Kill Your Darlings (Primary Title)
Robert Longo, American, born 1953 (Artist)
“I think I can inject a quality of hope in my work through the oppressive reality of it all. You can objectify your fears.” —Robert Longo
Longo is fascinated by theses of power and authority, including both the tyranny and potential of mass media. He first became known for Men in Cities—life-size graphite drawings of suited figures contorted in strange positions as if dancing or writhing in pain. Kill Your Darlings belongs to his Combines series, named for Robert Rauschenberg’s assemblages of found materials that are part painting, part sculpture. Similarly Longo’s combines present mash-ups of materials culled from a variety of sources and rendered in two and three dimensions.

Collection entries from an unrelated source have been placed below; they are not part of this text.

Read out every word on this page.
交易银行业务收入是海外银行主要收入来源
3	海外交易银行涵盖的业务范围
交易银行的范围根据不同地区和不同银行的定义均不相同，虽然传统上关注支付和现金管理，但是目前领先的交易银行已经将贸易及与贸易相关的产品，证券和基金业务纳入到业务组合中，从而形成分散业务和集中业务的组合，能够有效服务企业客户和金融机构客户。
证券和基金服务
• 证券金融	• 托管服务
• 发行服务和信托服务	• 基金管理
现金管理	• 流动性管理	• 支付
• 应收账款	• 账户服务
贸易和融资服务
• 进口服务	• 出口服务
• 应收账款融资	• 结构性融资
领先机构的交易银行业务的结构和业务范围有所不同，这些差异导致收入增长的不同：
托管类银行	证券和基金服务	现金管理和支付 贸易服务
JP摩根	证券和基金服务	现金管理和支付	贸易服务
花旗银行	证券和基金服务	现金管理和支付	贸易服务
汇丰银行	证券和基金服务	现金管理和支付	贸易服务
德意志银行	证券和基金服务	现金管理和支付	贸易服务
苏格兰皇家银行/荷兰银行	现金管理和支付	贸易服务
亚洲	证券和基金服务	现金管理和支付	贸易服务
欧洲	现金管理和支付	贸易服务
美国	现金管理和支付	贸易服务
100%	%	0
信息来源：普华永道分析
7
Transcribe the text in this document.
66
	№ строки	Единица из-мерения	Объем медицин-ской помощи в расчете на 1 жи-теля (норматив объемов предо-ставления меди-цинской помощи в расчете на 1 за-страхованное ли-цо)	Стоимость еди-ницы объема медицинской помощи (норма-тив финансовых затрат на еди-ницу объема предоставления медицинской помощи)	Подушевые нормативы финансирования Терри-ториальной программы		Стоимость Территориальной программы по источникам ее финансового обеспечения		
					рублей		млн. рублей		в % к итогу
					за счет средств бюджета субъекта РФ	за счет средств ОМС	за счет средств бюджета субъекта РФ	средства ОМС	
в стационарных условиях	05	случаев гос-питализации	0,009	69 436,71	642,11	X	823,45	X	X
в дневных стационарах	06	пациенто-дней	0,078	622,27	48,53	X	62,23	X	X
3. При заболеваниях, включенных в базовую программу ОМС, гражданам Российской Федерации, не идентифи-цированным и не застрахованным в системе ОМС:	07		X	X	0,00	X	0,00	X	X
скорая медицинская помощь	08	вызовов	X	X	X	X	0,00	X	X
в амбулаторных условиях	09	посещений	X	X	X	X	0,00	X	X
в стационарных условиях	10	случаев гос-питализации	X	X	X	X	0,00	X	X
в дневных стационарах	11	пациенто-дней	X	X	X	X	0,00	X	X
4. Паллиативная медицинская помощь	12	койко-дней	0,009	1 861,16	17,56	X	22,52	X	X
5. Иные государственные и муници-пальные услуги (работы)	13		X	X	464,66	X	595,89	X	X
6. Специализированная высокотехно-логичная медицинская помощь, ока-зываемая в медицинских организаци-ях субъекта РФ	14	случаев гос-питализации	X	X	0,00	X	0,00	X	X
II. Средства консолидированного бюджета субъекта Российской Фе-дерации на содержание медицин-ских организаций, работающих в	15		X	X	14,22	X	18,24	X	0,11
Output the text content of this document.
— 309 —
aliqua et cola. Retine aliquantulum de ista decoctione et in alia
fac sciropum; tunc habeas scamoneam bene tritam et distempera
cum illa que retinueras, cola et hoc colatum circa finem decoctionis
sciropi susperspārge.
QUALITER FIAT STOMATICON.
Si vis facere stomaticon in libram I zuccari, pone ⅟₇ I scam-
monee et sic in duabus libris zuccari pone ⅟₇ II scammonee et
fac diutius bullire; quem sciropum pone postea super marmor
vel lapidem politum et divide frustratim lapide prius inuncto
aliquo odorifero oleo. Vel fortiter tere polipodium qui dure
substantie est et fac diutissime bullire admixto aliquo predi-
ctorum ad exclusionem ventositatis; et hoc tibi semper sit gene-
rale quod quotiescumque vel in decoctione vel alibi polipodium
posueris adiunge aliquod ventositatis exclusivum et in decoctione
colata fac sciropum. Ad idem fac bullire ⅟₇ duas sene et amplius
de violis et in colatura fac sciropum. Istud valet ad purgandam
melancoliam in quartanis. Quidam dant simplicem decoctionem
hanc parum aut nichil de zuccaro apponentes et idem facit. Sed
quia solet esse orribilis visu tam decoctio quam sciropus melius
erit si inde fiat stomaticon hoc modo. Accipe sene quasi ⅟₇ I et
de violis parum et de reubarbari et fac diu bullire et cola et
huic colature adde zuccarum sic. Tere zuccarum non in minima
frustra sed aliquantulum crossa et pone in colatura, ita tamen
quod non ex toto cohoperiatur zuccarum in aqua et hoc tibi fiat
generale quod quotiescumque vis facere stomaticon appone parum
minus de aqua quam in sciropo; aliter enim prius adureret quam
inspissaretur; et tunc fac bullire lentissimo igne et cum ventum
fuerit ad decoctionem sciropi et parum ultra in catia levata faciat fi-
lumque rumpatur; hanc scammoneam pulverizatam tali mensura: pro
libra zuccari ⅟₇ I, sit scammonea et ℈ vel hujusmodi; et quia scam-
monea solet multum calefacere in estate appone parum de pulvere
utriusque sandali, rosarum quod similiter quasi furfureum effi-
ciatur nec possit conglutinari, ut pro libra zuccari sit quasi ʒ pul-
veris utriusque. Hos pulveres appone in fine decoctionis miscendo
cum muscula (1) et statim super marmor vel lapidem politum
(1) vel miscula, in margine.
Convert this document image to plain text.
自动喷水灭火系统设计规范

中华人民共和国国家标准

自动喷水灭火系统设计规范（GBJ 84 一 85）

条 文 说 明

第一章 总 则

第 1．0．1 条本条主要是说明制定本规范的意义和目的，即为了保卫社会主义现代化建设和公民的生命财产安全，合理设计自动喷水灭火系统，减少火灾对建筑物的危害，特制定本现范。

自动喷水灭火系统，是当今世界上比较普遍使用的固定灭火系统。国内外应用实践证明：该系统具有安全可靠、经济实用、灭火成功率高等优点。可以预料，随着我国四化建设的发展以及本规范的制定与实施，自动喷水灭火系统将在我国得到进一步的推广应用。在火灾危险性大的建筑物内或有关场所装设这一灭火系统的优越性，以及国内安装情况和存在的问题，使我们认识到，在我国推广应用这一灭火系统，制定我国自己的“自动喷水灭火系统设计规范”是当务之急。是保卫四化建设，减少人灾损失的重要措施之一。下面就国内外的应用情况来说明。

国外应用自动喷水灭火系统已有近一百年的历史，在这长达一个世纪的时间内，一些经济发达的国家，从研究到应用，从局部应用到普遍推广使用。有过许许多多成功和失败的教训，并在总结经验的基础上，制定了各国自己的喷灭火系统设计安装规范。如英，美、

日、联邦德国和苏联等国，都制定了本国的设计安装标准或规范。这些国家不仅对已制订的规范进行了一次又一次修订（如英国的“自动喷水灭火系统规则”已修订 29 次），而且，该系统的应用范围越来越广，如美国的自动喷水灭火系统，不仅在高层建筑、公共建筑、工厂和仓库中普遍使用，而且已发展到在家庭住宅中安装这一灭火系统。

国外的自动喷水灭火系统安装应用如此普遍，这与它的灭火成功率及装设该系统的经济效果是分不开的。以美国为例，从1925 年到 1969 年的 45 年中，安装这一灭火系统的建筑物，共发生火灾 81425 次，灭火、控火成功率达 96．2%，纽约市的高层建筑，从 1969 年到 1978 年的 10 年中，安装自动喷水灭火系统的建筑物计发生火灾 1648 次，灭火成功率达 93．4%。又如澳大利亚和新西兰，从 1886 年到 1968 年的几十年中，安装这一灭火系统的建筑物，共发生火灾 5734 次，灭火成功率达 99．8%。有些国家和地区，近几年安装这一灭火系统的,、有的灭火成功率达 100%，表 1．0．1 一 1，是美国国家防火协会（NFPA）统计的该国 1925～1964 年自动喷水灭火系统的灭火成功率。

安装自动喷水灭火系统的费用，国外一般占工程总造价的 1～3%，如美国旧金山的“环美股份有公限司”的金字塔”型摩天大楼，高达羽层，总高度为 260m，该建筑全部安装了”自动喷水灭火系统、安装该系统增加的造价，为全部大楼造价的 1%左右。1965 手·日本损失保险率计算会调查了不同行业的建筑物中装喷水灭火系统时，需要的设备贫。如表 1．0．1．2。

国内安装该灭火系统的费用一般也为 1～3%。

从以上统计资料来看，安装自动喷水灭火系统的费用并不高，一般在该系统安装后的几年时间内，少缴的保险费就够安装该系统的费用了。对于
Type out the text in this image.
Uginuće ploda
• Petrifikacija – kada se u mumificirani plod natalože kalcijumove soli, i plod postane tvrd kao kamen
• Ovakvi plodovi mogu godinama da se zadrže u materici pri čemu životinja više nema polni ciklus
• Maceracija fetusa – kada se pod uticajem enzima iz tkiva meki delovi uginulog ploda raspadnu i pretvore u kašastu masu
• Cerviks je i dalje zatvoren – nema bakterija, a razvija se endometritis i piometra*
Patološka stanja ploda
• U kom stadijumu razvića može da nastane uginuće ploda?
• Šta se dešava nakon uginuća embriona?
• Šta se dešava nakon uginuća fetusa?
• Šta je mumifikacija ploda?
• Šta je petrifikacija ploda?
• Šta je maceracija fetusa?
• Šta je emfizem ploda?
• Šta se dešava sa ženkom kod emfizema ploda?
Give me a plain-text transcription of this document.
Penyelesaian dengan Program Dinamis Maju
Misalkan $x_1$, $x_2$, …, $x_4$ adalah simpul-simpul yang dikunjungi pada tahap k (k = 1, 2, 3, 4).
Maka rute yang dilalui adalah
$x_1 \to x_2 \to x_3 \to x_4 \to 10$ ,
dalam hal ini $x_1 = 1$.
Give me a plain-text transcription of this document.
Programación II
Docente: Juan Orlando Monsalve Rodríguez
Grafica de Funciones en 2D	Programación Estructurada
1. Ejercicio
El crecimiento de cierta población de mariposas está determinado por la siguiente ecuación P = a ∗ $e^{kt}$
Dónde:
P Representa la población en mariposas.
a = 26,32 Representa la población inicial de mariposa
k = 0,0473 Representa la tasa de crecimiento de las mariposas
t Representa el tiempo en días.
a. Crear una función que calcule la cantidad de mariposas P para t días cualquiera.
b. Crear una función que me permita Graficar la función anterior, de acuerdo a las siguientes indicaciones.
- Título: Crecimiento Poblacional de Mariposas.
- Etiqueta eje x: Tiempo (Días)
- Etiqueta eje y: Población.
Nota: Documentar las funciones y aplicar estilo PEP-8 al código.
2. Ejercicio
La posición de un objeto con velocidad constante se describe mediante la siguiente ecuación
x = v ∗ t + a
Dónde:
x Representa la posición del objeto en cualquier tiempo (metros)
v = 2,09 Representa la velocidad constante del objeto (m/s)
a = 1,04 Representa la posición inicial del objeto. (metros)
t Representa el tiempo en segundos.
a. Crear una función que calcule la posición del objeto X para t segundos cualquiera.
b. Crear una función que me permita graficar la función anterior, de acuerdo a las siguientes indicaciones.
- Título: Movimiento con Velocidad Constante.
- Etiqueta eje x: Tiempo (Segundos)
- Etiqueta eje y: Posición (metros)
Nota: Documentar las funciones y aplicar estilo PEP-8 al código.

They are socially engaged and politically charged works, transforming recognizable imagery into theatrical commentary on social perils.
The work’s unusual titles comes from famous literary advice—variously ascribed to William Faulkner, Mark Twain, and Sir Arthur Thomas Quiller-Couch—to cut courageously those elements that you love but that do not contribute to the whole. An account by Longo in the VMFA files describes the work’s meaning:
“The image is symbolically a dead bird. The eagle is the head of the bird and is rendered as if it isn’t there . . . The metal archway forms the wings of the bird and is derived from a gate in Munich, a city whose architecture perverts Italian renaissance building for a romantic ideal. . . . A woman crying is the breast of the bird and represents. . . . all mothers who have lost sons in the many wars fought in Europe. Finally there is the field of flowers, taken from a postcard, which is the tail of the bird. It portrays European manipulation of nature, of how Europe for centuries has redone nature and as such is able to create its own nature. . . . As the eagle has traditionally been the symbol of European power it is also a symbol of America. Therefore, the piece speaks not only of the eclipse of European power, it acts as as a warning: what has happened in Europe could happen to America.”